The payments industry has undergone a significant evolution since the inaugural report in 2004. Digital technologies, including wallets, peer-to-peer (P2P) payments, and contactless payments, have become increasingly widespread, while new regulations have fostered innovation and enhanced consumer protection. As a result, the payments ecosystem is now more interconnected, streamlined, efficient, and secure than ever before.

Non-cash transaction volumes reached 1.411 bn in 2023 and are projected to reach 1.650 bn in 2024. This trend, driven by consumer preference for frictionless payment experiences, is expected to continue, with non-cash transactions forecast to reach 2.838 bn by 2028.

Asia-Pacific (APAC) stands out as one of the fastest-growing regions for non-cash transactions, experiencing a 20% year-on-year (YoY) increase in 2024, compared to Europe (16%) and North America (6%). Globally, most industry executives (77%) attribute the shift to non-cash transactions to e-commerce growth.

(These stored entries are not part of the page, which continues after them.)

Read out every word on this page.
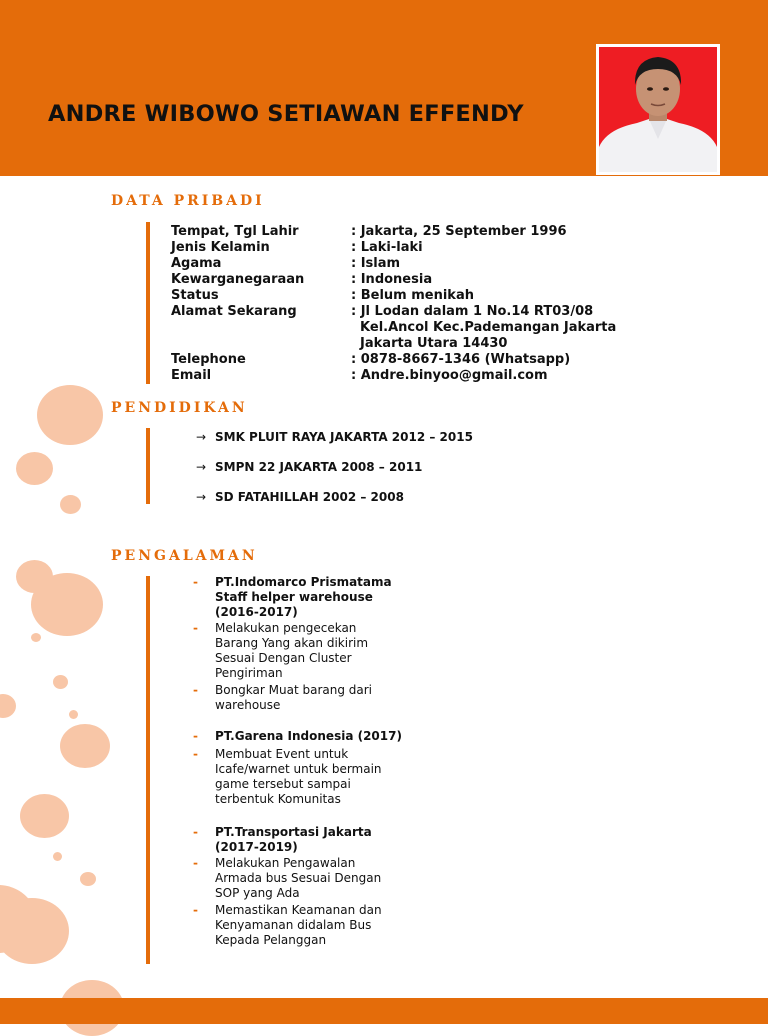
ANDRE WIBOWO SETIAWAN EFFENDY
DATA PRIBADI
Tempat, Tgl Lahir	: Jakarta, 25 September 1996
Jenis Kelamin	: Laki-laki
Agama	: Islam
Kewarganegaraan	: Indonesia
Status	: Belum menikah
Alamat Sekarang	: Jl Lodan dalam 1 No.14 RT03/08
Kel.Ancol Kec.Pademangan Jakarta
Jakarta Utara 14430
Telephone	: 0878-8667-1346 (Whatsapp)
Email	: Andre.binyoo@gmail.com
PENDIDIKAN
→ SMK PLUIT RAYA JAKARTA 2012 – 2015
→ SMPN 22 JAKARTA 2008 – 2011
→ SD FATAHILLAH 2002 – 2008
PENGALAMAN
- PT.Indomarco Prismatama
Staff helper warehouse
(2016-2017)
- Melakukan pengecekan
Barang Yang akan dikirim
Sesuai Dengan Cluster
Pengiriman
- Bongkar Muat barang dari
warehouse
- PT.Garena Indonesia (2017)
- Membuat Event untuk
Icafe/warnet untuk bermain
game tersebut sampai
terbentuk Komunitas
- PT.Transportasi Jakarta
(2017-2019)
- Melakukan Pengawalan
Armada bus Sesuai Dengan
SOP yang Ada
- Memastikan Keamanan dan
Kenyamanan didalam Bus
Kepada Pelanggan
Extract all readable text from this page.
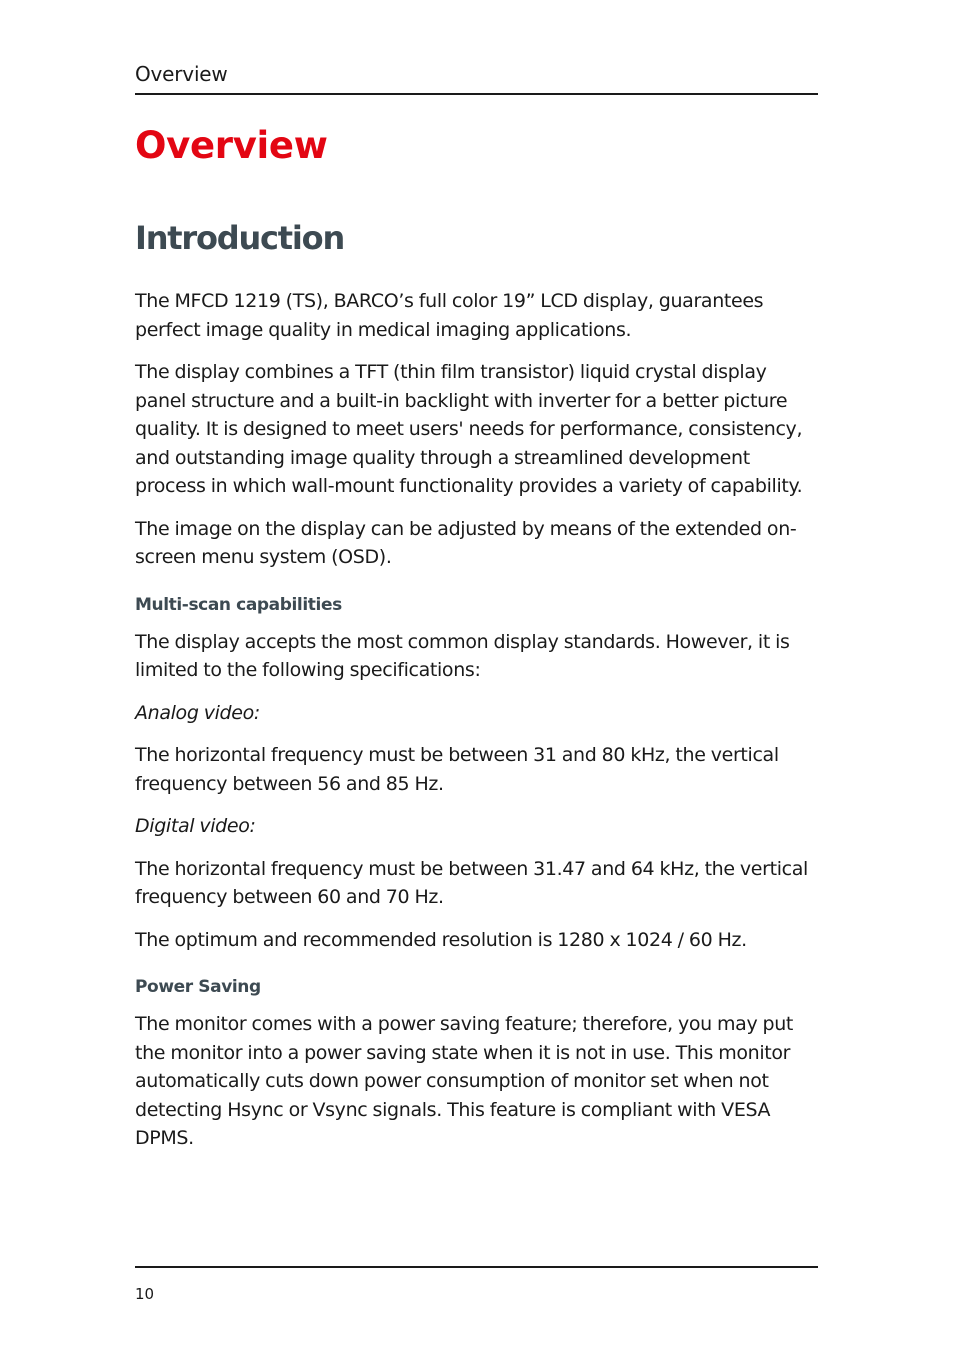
Overview
Overview
Introduction

The MFCD 1219 (TS), BARCO’s full color 19” LCD display, guarantees perfect image quality in medical imaging applications.

The display combines a TFT (thin film transistor) liquid crystal display panel structure and a built-in backlight with inverter for a better picture quality. It is designed to meet users' needs for performance, consistency, and outstanding image quality through a streamlined development process in which wall-mount functionality provides a variety of capability.

The image on the display can be adjusted by means of the extended on-screen menu system (OSD).

Multi-scan capabilities

The display accepts the most common display standards. However, it is limited to the following specifications:

Analog video:

The horizontal frequency must be between 31 and 80 kHz, the vertical frequency between 56 and 85 Hz.

Digital video:

The horizontal frequency must be between 31.47 and 64 kHz, the vertical frequency between 60 and 70 Hz.

The optimum and recommended resolution is 1280 x 1024 / 60 Hz.

Power Saving

The monitor comes with a power saving feature; therefore, you may put the monitor into a power saving state when it is not in use. This monitor automatically cuts down power consumption of monitor set when not detecting Hsync or Vsync signals. This feature is compliant with VESA DPMS.

10
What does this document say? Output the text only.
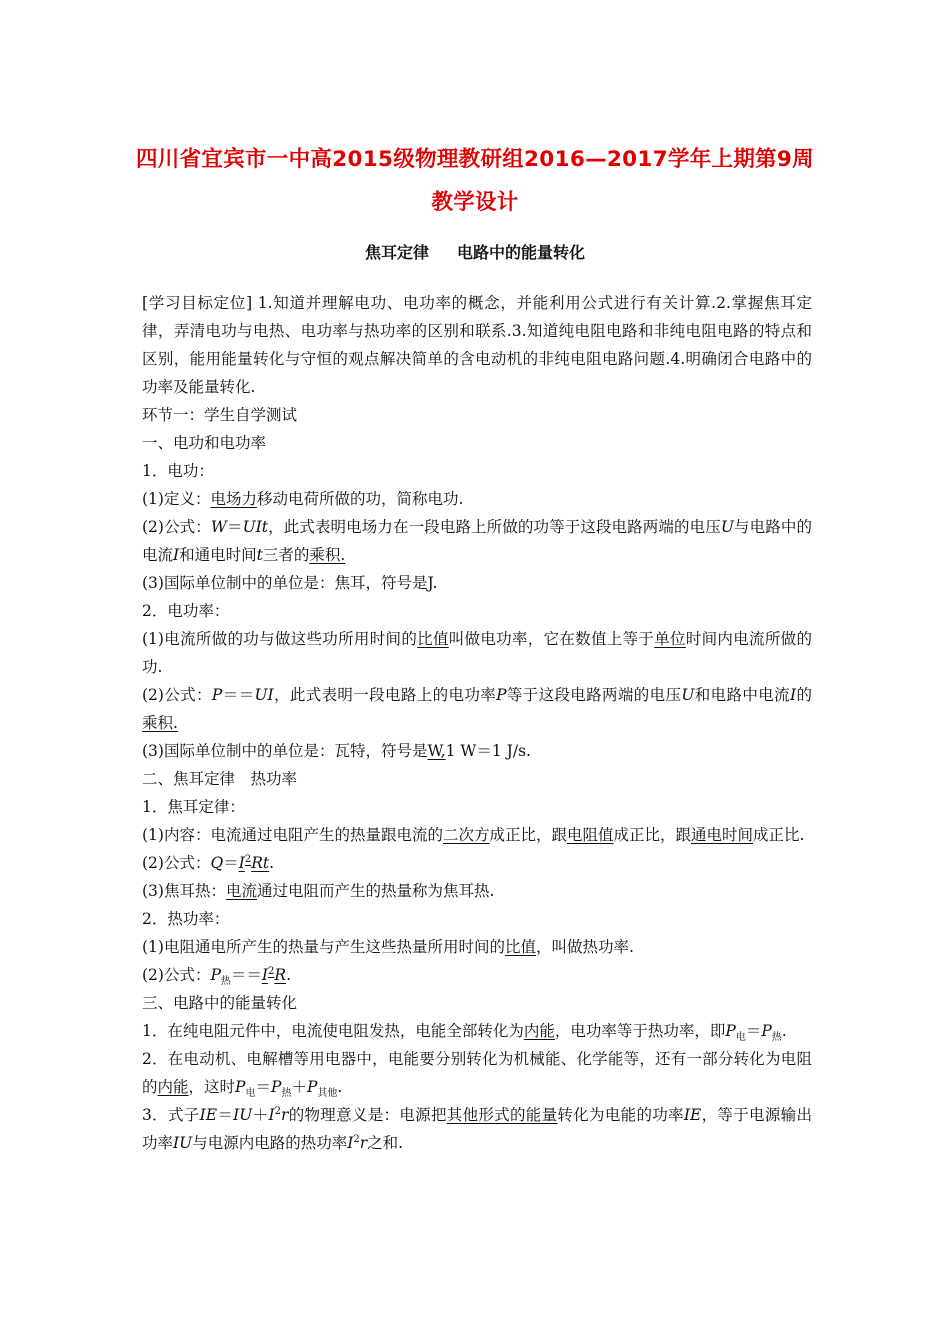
四川省宜宾市一中高2015级物理教研组2016—2017学年上期第9周
教学设计
焦耳定律 电路中的能量转化

[学习目标定位] 1.知道并理解电功、电功率的概念，并能利用公式进行有关计算.2.掌握焦耳定律，弄清电功与电热、电功率与热功率的区别和联系.3.知道纯电阻电路和非纯电阻电路的特点和区别，能用能量转化与守恒的观点解决简单的含电动机的非纯电阻电路问题.4.明确闭合电路中的功率及能量转化.

环节一：学生自学测试

一、电功和电功率

1．电功：

(1)定义：电场力移动电荷所做的功，简称电功.

(2)公式：W＝UIt，此式表明电场力在一段电路上所做的功等于这段电路两端的电压U与电路中的电流I和通电时间t三者的乘积.

(3)国际单位制中的单位是：焦耳，符号是J.

2．电功率：

(1)电流所做的功与做这些功所用时间的比值叫做电功率，它在数值上等于单位时间内电流所做的功.

(2)公式：P＝＝UI，此式表明一段电路上的电功率P等于这段电路两端的电压U和电路中电流I的乘积.

(3)国际单位制中的单位是：瓦特，符号是W,1 W＝1 J/s.

二、焦耳定律　热功率

1．焦耳定律：

(1)内容：电流通过电阻产生的热量跟电流的二次方成正比，跟电阻值成正比，跟通电时间成正比.

(2)公式：$Q=I^2Rt$.

(3)焦耳热：电流通过电阻而产生的热量称为焦耳热.

2．热功率：

(1)电阻通电所产生的热量与产生这些热量所用时间的比值，叫做热功率.

(2)公式：$P_热==I^2R$.

三、电路中的能量转化

1．在纯电阻元件中，电流使电阻发热，电能全部转化为内能，电功率等于热功率，即$P_电=P_热$.

2．在电动机、电解槽等用电器中，电能要分别转化为机械能、化学能等，还有一部分转化为电阻的内能，这时$P_电=P_热+P_{其他}$.

3．式子$IE=IU+I^2r$的物理意义是：电源把其他形式的能量转化为电能的功率IE，等于电源输出功率IU与电源内电路的热功率$I^2r$之和.
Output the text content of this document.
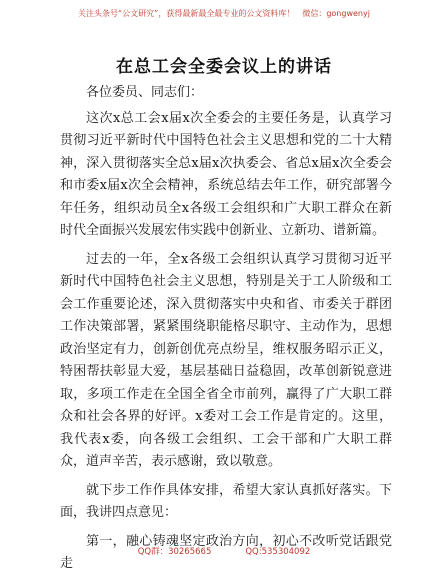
关注头条号“公文研究”，获得最新最全最专业的公文资料库！ 微信：gongwenyj
在总工会全委会议上的讲话

各位委员、同志们：

这次x总工会x届x次全委会的主要任务是，认真学习贯彻习近平新时代中国特色社会主义思想和党的二十大精神，深入贯彻落实全总x届x次执委会、省总x届x次全委会和市委x届x次全会精神，系统总结去年工作，研究部署今年任务，组织动员全x各级工会组织和广大职工群众在新时代全面振兴发展宏伟实践中创新业、立新功、谱新篇。

过去的一年，全x各级工会组织认真学习贯彻习近平新时代中国特色社会主义思想，特别是关于工人阶级和工会工作重要论述，深入贯彻落实中央和省、市委关于群团工作决策部署，紧紧围绕职能格尽职守、主动作为，思想政治坚定有力，创新创优亮点纷呈，维权服务昭示正义，特困帮扶彰显大爱，基层基础日益稳固，改革创新锐意进取，多项工作走在全国全省全市前列，赢得了广大职工群众和社会各界的好评。x委对工会工作是肯定的。这里，我代表x委，向各级工会组织、工会干部和广大职工群众，道声辛苦，表示感谢，致以敬意。

就下步工作作具体安排，希望大家认真抓好落实。下面，我讲四点意见：

第一，融心铸魂坚定政治方向，初心不改听党话跟党走

QQ群：30265665	QQ:535304092
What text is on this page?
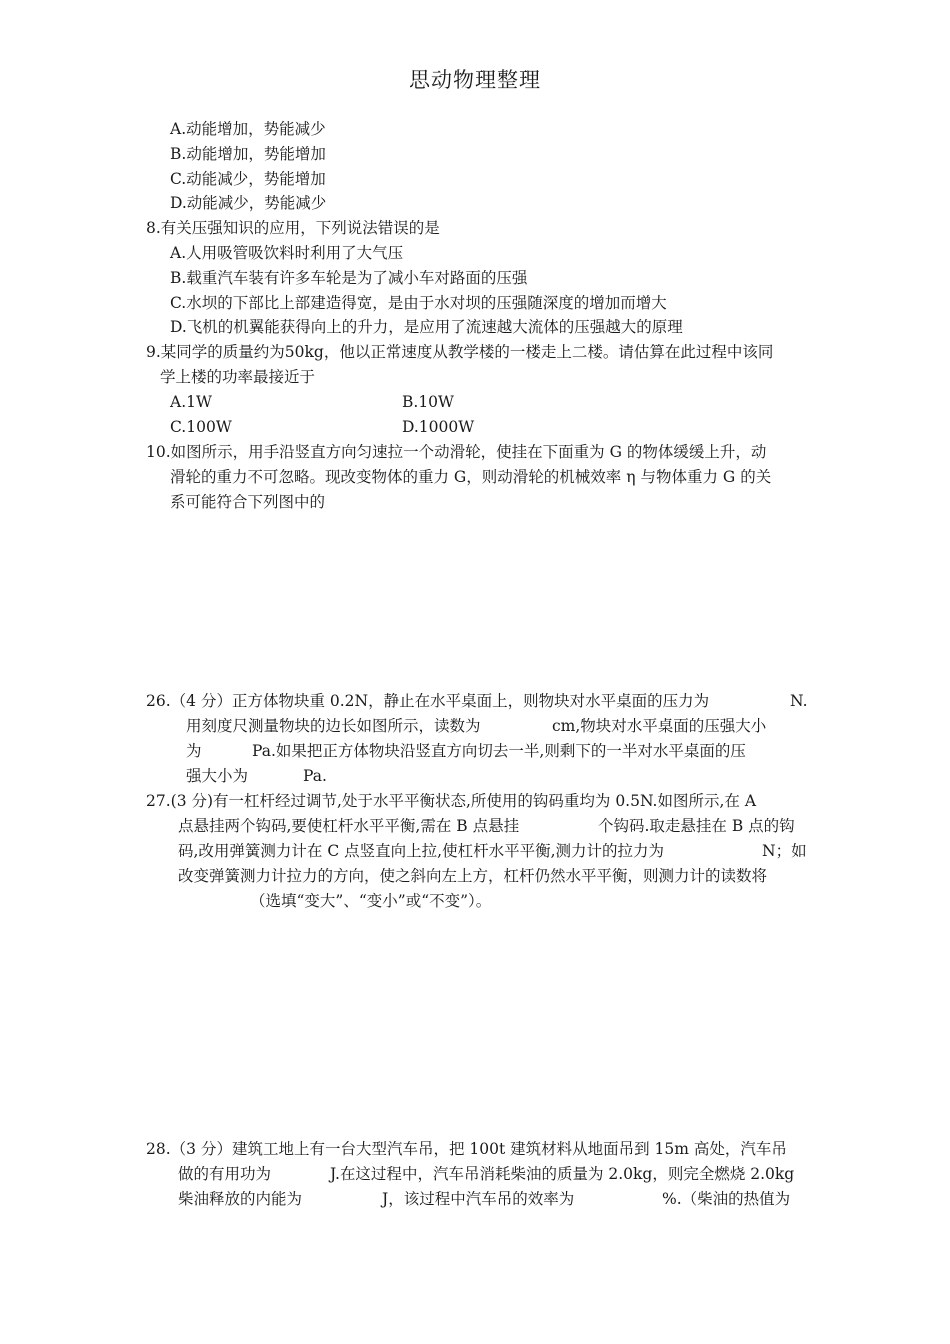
思动物理整理
A.动能增加，势能减少
B.动能增加，势能增加
C.动能减少，势能增加
D.动能减少，势能减少
8.有关压强知识的应用，下列说法错误的是
A.人用吸管吸饮料时利用了大气压
B.载重汽车装有许多车轮是为了减小车对路面的压强
C.水坝的下部比上部建造得宽，是由于水对坝的压强随深度的增加而增大
D.飞机的机翼能获得向上的升力，是应用了流速越大流体的压强越大的原理
9.某同学的质量约为50kg，他以正常速度从教学楼的一楼走上二楼。请估算在此过程中该同
学上楼的功率最接近于
A.1W	B.10W
C.100W	D.1000W
10.如图所示，用手沿竖直方向匀速拉一个动滑轮，使挂在下面重为 G 的物体缓缓上升，动
滑轮的重力不可忽略。现改变物体的重力 G，则动滑轮的机械效率 η 与物体重力 G 的关
系可能符合下列图中的
26.（4 分）正方体物块重 0.2N，静止在水平桌面上，则物块对水平桌面的压力为	N.
用刻度尺测量物块的边长如图所示，读数为	cm,物块对水平桌面的压强大小
为	Pa.如果把正方体物块沿竖直方向切去一半,则剩下的一半对水平桌面的压
强大小为	Pa.
27.(3 分)有一杠杆经过调节,处于水平平衡状态,所使用的钩码重均为 0.5N.如图所示,在 A
点悬挂两个钩码,要使杠杆水平平衡,需在 B 点悬挂	个钩码.取走悬挂在 B 点的钩
码,改用弹簧测力计在 C 点竖直向上拉,使杠杆水平平衡,测力计的拉力为	N；如
改变弹簧测力计拉力的方向，使之斜向左上方，杠杆仍然水平平衡，则测力计的读数将
（选填“变大”、“变小”或“不变”）。
28.（3 分）建筑工地上有一台大型汽车吊，把 100t 建筑材料从地面吊到 15m 高处，汽车吊
做的有用功为	J.在这过程中，汽车吊消耗柴油的质量为 2.0kg，则完全燃烧 2.0kg
柴油释放的内能为	J，该过程中汽车吊的效率为	%.（柴油的热值为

A2A instant payment solutions offer a faster and more cost-effective way to pay, circumventing expensive card networks. The report suggests that the rise in popularity of A2A payments poses a significant threat to the dominance of traditional payment cards, with estimates suggesting they could offset 15-25% of future card transaction volume growth. This could result in billions of dollars in lost revenue for financial institutions, that rely heavily on interchange fees and interest charges.

The European Payments Initiative’s Wero wallet is expected to accelerate the adoption of A2A payments, with a predicted 37% reduction in card transactions across Europe by 2027.

“The continued surge in non-cash transactions marks a pivotal moment for banks and payment service providers,” said Jeroen Hölscher, Global Head of Payment Services at Capgemini.

“The data clearly indicates an inevitable shift toward a future of instant and open payments.” 

Hölscher added,“The success of Pix in Brazil and UPI in India demonstrates that private-public sector collaboration is essential. While some financial institutions may choose to upgrade their existing payment hub or leverage shared bank infrastructure, the reality is that consumers demand instantaneity, and corporates are willing to pay a premium for innovative solutions that address real business challenges. The time to act is now.”

Hossam Seifeldin, CEO of Capgemini Egypt, highlighted Egypt’s progress toward a cashless and instant payment future.

“Egypt recorded 39 million transactions in 2023, a promising start,” Seifeldin said.

“While Egyptian financial institutions face similar challenges to their global counterparts, the Central Bank of Egypt’s Instant Payment Network demonstrates a strong commitment to overcoming these obstacles. With continued growth and consumer interest, Egypt is poised to foster financial innovation and accessibility for its population.”